The program is responsible for just 5% of all vaccines administered globally and an astonishing 98% of people in low-income countries are yet to receive a single shot. That’s according to a new investigation by The Bureau of Investigative Journalism, STAT, El País, and Ojo Público, which reviewed confidential internal documents and interviewed officials from more than two dozen countries involved with Covax. I really recommend going through the investigation in full, but here are the main takeaways:
- A number of the targets set by Covax appear wildly unrealistic. In the past 18 months, the program has delivered just 330 million vaccines, yet it says that in the next three months it will deliver 1.1 billion doses.
- In some countries, including Niger and Sudan, when vaccines eventually arrived, some were close to expiration or were delivered without syringes or other equipment needed to administer them.

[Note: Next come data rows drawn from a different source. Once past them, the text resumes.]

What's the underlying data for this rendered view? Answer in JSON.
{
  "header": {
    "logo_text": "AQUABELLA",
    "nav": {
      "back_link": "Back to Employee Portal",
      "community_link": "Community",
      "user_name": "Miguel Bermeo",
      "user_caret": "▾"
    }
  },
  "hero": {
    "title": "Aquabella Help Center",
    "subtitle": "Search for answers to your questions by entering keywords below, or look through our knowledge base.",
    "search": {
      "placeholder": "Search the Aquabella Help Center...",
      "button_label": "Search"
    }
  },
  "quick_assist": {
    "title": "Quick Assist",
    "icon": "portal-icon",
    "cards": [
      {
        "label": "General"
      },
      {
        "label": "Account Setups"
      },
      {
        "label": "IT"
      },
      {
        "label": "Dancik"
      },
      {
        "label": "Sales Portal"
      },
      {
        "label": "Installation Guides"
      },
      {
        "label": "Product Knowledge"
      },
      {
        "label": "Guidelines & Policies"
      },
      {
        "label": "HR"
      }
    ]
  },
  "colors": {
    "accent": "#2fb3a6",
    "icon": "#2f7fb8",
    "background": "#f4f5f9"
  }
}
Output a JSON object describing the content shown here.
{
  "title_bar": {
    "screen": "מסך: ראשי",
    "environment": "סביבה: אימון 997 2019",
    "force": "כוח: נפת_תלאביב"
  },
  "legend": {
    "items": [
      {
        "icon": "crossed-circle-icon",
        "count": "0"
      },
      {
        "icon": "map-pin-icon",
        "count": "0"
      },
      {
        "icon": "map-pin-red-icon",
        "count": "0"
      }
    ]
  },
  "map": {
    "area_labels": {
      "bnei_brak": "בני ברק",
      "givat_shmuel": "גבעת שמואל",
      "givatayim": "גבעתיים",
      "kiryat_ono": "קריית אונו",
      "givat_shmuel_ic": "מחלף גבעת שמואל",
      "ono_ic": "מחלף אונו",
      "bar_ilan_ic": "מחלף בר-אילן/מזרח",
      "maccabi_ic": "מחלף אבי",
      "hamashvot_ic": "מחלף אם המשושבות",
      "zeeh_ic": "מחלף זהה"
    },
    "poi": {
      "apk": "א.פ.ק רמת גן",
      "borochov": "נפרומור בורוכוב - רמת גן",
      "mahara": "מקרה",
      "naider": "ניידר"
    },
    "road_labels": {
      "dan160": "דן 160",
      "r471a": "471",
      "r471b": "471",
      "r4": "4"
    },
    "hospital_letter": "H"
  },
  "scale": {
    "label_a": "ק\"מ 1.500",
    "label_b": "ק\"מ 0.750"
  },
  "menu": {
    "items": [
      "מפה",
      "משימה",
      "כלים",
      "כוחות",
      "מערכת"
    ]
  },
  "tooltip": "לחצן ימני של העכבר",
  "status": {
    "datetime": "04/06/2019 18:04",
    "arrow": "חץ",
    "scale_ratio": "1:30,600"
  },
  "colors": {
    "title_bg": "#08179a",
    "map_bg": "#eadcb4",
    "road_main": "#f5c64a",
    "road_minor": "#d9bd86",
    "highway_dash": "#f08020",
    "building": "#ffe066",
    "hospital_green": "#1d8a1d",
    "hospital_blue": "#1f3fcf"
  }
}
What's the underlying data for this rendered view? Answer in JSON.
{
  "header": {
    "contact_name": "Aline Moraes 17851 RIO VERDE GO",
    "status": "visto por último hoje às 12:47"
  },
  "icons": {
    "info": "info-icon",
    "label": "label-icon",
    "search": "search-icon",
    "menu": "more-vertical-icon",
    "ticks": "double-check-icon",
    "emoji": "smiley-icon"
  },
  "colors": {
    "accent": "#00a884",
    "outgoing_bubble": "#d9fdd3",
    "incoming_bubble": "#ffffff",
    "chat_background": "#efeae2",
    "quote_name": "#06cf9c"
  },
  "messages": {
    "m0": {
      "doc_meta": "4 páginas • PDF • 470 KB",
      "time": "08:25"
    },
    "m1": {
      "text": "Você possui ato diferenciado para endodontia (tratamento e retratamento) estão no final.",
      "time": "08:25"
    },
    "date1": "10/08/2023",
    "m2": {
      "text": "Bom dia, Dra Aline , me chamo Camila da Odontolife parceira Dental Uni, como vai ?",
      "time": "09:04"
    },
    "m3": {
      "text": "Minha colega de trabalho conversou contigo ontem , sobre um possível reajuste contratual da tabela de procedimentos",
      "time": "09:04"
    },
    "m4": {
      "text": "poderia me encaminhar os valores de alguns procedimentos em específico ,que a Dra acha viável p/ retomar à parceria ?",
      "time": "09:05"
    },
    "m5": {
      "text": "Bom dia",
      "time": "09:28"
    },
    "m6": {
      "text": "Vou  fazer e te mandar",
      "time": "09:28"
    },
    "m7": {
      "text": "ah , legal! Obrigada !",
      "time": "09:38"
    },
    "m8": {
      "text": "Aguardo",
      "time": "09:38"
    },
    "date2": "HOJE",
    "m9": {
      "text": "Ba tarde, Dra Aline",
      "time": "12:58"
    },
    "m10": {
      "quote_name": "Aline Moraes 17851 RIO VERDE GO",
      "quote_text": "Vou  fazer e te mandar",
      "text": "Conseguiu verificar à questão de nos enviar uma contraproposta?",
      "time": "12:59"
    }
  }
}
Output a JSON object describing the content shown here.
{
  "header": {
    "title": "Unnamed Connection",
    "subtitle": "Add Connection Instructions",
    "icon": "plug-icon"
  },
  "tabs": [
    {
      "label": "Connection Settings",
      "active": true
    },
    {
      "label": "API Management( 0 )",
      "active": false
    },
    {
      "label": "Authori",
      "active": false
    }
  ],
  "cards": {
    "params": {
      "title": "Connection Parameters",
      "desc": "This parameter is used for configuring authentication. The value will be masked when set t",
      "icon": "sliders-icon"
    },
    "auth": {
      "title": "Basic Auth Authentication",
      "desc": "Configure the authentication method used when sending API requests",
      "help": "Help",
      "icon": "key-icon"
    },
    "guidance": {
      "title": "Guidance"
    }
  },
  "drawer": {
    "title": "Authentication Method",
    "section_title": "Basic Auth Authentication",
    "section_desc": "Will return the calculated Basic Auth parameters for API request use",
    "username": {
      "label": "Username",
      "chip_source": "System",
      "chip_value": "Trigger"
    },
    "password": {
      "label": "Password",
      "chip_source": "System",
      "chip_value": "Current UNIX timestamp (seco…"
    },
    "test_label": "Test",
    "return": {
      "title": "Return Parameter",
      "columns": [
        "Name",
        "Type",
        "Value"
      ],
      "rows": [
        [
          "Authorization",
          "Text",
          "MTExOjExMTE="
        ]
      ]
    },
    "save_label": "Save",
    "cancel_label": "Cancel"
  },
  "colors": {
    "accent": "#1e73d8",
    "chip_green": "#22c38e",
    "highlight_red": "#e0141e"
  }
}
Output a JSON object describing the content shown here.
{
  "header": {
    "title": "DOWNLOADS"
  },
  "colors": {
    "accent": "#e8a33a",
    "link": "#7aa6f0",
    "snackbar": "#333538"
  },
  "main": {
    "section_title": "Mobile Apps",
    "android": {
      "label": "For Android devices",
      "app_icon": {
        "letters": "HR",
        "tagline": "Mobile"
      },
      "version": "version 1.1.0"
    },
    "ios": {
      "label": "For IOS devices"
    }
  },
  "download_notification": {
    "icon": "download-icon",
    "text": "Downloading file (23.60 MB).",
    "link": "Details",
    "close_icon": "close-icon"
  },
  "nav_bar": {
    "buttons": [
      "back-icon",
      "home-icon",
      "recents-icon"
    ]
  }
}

- While Covax had intended to use multiple vaccine manufacturers, it ended up ordering 75% of initial doses from a single company in India, millions of which were delayed when the country blocked vaccine exports. “Because of Covax’s decision to put all their eggs into one basket, people did die,” said one expert.
- Wealthy nations have pledged 785 million doses to Covax for allocation to poorer countries by September, however only 18% of them have arrived.
- “You can’t charity your way out of a pandemic,” Kate Elder of Medecins Sans Frontières said of Covax’s strategy of counting on donors to cover costs.
"That country club mindset needs to change,” said one health expert, saying that Covax’s “foundational flaw” was a lack of interest in listening to the needs of lower and middle-income countries.
The report describes a program mired in chaos and miscommunication, with vaccine shipments arriving months late to countries, which led to delayed immunizations, and, in some cases, fueled misinformation. “Because the vaccines were delayed,” a Nigerian health official told reporters, “those conspiracy theories became more widespread.”